The latest report, Advancing Human Rights: Annual Review of Global Foundation Grantmaking—2018 Key Findings, provides a new analysis of the human rights funding landscape. In the wake of recent events—a pandemic, worldwide protests, elections—2018 may feel like a world away. As we look at the 2018 data (the latest year for which complete data on foundation funding is available), it’s important to understand that many of the human rights issues we currently face grew out of this context. Responses to COVID-19 cannot be divorced from the foundational issues that shape how governments, social movements, and funders address (or compound) human rights abuses. Writing in a year of so much global unrest, we see this report as a baseline and an offering, a trajectory of the trends that helps identify places where philanthropy can better meet the needs of human rights movements around the world.
Key Findings
In 2018, 826 funders made 27,586 human rights grants totaling $3.7 billion, reaching 16,230 recipients worldwide. Roughly a quarter of these funders made just one or two human rights grants, which underscores the potential to leverage more resources to advance human rights. Here we share highlights from the report on what we found.

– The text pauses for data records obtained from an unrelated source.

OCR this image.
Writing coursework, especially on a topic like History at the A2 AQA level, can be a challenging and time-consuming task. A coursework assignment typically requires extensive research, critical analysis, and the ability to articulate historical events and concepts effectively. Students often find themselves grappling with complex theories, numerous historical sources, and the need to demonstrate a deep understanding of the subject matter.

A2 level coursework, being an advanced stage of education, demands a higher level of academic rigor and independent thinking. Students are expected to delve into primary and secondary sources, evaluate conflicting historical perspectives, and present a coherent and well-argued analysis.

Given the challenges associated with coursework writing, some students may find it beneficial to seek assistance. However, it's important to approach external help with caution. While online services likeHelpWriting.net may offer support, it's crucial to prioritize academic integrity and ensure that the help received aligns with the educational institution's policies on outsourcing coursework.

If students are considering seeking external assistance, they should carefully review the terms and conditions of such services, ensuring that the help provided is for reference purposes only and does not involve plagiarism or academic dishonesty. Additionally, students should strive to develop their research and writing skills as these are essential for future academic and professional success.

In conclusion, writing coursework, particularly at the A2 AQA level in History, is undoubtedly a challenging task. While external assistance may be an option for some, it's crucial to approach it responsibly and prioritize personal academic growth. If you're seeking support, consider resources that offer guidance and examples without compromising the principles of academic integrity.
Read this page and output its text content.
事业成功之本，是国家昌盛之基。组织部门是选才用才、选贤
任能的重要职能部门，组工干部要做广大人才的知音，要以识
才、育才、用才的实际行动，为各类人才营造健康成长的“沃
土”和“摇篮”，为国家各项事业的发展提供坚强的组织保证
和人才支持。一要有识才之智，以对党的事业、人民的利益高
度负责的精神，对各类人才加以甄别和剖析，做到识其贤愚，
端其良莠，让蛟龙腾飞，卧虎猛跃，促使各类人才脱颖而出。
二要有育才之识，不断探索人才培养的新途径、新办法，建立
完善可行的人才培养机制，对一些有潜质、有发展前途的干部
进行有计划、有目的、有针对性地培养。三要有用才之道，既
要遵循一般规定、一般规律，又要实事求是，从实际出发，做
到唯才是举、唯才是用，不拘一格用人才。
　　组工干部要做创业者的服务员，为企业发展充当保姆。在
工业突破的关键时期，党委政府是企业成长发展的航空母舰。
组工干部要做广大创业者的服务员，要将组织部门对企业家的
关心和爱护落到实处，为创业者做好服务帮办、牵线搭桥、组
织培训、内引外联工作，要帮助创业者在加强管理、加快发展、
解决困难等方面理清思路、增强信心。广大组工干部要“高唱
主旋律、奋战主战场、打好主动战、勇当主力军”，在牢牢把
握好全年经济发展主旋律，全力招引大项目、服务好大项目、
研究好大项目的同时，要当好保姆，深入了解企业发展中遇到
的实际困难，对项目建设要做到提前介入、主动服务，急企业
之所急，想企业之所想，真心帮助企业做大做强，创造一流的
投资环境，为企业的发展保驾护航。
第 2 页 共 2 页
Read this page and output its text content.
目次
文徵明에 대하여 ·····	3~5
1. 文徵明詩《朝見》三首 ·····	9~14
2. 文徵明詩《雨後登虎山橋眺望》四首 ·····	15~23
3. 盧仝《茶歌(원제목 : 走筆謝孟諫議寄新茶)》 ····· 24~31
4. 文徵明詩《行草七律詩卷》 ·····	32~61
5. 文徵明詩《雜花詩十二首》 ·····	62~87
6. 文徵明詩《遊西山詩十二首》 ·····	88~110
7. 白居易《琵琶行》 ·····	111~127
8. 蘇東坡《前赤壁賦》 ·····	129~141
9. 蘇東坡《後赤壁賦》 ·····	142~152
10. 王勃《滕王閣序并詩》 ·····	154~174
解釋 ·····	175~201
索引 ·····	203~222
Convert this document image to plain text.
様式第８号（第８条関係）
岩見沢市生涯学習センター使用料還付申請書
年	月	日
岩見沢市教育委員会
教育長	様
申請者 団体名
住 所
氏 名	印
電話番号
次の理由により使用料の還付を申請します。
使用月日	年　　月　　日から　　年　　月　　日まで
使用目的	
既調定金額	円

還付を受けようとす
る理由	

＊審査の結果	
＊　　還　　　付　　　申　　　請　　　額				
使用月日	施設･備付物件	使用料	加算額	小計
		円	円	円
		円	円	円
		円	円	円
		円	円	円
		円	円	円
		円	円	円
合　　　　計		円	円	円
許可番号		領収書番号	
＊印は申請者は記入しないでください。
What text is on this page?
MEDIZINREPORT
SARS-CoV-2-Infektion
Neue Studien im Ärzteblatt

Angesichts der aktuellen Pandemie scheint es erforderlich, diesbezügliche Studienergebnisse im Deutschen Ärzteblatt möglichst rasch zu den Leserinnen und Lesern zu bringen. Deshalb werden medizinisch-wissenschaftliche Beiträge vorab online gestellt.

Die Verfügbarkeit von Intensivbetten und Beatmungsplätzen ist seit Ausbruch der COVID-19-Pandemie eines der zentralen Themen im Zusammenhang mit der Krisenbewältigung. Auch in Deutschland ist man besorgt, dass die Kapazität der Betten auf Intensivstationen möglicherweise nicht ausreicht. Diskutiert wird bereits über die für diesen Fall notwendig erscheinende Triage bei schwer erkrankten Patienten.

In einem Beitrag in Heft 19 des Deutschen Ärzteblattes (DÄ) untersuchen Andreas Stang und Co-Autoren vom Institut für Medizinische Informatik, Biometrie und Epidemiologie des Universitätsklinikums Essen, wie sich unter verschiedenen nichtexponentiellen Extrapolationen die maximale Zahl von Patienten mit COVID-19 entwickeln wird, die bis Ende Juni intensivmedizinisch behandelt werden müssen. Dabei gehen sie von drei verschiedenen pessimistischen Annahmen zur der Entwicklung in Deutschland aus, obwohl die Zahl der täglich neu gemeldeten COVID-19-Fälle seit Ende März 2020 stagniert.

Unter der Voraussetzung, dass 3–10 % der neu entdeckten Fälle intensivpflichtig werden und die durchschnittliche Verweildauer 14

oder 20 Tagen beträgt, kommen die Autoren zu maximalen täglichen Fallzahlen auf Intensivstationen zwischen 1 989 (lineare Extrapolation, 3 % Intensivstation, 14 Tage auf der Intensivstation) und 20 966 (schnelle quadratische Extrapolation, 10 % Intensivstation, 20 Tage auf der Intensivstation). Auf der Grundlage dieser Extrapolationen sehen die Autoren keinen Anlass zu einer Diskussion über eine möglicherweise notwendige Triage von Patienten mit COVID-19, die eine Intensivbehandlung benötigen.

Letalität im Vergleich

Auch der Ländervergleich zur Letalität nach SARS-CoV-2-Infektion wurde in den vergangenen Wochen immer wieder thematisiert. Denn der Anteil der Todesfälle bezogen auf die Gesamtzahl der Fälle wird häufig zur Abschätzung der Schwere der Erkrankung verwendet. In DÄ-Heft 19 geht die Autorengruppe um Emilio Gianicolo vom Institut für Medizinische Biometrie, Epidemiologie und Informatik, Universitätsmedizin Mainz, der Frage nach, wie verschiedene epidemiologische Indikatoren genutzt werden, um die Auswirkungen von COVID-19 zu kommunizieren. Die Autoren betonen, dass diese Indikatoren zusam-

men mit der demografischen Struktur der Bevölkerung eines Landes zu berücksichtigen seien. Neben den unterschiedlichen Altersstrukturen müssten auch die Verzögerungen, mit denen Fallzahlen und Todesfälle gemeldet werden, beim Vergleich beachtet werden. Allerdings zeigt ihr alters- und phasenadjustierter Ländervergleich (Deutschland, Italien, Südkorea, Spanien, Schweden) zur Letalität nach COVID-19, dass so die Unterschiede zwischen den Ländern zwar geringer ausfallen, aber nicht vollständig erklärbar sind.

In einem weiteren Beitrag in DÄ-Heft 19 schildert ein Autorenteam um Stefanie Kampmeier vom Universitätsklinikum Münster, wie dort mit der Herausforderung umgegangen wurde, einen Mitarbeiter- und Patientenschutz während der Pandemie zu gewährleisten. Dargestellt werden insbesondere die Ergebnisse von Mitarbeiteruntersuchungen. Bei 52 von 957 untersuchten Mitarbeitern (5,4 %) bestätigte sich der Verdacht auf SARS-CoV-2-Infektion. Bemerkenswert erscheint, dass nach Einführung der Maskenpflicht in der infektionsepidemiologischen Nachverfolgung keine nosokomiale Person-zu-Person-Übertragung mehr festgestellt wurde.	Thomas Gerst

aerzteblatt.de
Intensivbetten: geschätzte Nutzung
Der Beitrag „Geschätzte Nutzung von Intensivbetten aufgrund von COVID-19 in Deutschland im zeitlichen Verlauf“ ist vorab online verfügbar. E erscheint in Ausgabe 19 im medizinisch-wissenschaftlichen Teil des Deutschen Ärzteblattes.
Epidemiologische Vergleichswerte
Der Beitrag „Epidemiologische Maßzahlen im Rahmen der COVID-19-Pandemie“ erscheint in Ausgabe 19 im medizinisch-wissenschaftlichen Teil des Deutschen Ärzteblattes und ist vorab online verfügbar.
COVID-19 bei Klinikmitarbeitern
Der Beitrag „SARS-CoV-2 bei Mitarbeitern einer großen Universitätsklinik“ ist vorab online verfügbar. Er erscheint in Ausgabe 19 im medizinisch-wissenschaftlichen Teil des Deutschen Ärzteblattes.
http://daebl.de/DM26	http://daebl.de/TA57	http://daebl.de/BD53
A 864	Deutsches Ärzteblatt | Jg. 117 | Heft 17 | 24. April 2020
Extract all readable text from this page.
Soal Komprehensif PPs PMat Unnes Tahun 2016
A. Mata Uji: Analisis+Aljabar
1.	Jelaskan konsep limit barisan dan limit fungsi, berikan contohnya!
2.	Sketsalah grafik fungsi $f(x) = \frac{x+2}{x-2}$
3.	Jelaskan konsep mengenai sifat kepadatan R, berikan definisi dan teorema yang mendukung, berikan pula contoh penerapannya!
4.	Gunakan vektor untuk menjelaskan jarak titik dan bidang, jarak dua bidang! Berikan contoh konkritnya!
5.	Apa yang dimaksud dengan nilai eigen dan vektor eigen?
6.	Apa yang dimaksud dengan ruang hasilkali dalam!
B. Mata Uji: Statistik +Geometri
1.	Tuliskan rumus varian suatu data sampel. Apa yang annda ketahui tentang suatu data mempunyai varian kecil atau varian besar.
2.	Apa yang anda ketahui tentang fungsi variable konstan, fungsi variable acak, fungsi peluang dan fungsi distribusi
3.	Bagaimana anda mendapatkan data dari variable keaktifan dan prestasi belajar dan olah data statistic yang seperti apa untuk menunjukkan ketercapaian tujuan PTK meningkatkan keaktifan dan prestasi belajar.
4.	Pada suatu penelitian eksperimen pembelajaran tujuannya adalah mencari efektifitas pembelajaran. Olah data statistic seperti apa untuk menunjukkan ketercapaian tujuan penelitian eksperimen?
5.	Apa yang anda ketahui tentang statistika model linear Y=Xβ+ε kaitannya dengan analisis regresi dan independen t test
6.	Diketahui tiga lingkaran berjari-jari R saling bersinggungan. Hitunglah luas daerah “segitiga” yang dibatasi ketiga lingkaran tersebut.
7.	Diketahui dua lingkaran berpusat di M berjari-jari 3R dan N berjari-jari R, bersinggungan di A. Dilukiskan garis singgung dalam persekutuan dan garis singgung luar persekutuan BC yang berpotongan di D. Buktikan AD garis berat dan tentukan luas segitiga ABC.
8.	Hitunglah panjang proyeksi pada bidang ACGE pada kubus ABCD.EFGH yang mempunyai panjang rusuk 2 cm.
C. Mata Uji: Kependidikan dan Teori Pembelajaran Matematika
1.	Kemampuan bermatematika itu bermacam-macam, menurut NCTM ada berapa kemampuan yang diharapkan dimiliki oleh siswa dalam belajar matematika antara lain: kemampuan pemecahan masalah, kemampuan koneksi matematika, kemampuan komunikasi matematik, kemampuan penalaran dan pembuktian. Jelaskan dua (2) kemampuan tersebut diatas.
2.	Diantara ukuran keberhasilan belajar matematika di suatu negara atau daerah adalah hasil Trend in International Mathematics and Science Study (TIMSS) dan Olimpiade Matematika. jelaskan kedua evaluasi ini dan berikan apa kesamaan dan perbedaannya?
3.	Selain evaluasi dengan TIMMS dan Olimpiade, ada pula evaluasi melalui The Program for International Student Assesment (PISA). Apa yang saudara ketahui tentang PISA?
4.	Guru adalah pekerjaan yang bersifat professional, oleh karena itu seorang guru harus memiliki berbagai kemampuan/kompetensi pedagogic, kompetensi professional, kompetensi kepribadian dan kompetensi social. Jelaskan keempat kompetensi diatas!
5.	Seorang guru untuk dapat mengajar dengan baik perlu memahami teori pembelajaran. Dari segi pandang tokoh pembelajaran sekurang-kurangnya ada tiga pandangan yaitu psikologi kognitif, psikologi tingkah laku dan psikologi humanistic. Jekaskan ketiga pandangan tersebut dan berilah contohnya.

- Human rights funding is increasing. We documented $3.7 billion in human rights funding in 2018, more than ever before, and saw a 13 percent increase between 2017 and 2018 from funders that submitted grants data for both years. Yet, we hesitate to paint too rosy a picture: this funding is a drop in the bucket. For comparison, total human rights funding in 2018 was equivalent to just 12 percent of Facebook’s operating expenses in the same year.
- A handful of funders have considerable influence. The top 12 of the 826 human rights funders accounted for 45 percent of total grant dollars ($1.7B). This means that funders’ (changing) priorities can have an enormous impact on the field.
- Long-term, flexible funding is critical for adequately resourcing human rights movements. But to what extent is it happening in practice? Our data show that foundations that are members of HRFN, Ariadne, and/or Prospera provide significantly more flexible funding than other human rights funders, granting almost a third of their grant dollars as flexible general support. The average grant length, on the other hand, is both short and comparable for members and non-members at just slightly over a year.
- Our findings point to what we are calling a “trust gap,” with Global North funders providing restricted forms of funding to recipients in the Global South and East, or not funding them at all, despite supporting work in these regions. For instance, organizations based in Sub-Saharan Africa and the Caribbean receive a third or less of the funding meant to benefit their regions. In contrast, 87 percent of the grant dollars meant to benefit Western Europe go to groups in that region. At the same time, grant recipients in North America are significantly more likely to receive flexible general support than recipients in any other region.
- The COVID-19 pandemic has brought disparities in health equity for marginalized communities, including people of color, into stark relief. Despite some promising work at this intersection, funding for health equity and well-being rights for ethnic and racial groups represents less than one percent of the overall $8 billion in U.S. foundation giving for health. This is an area where funders have a critical role to play and which we anticipate will shift dramatically in the years marked by the pandemic.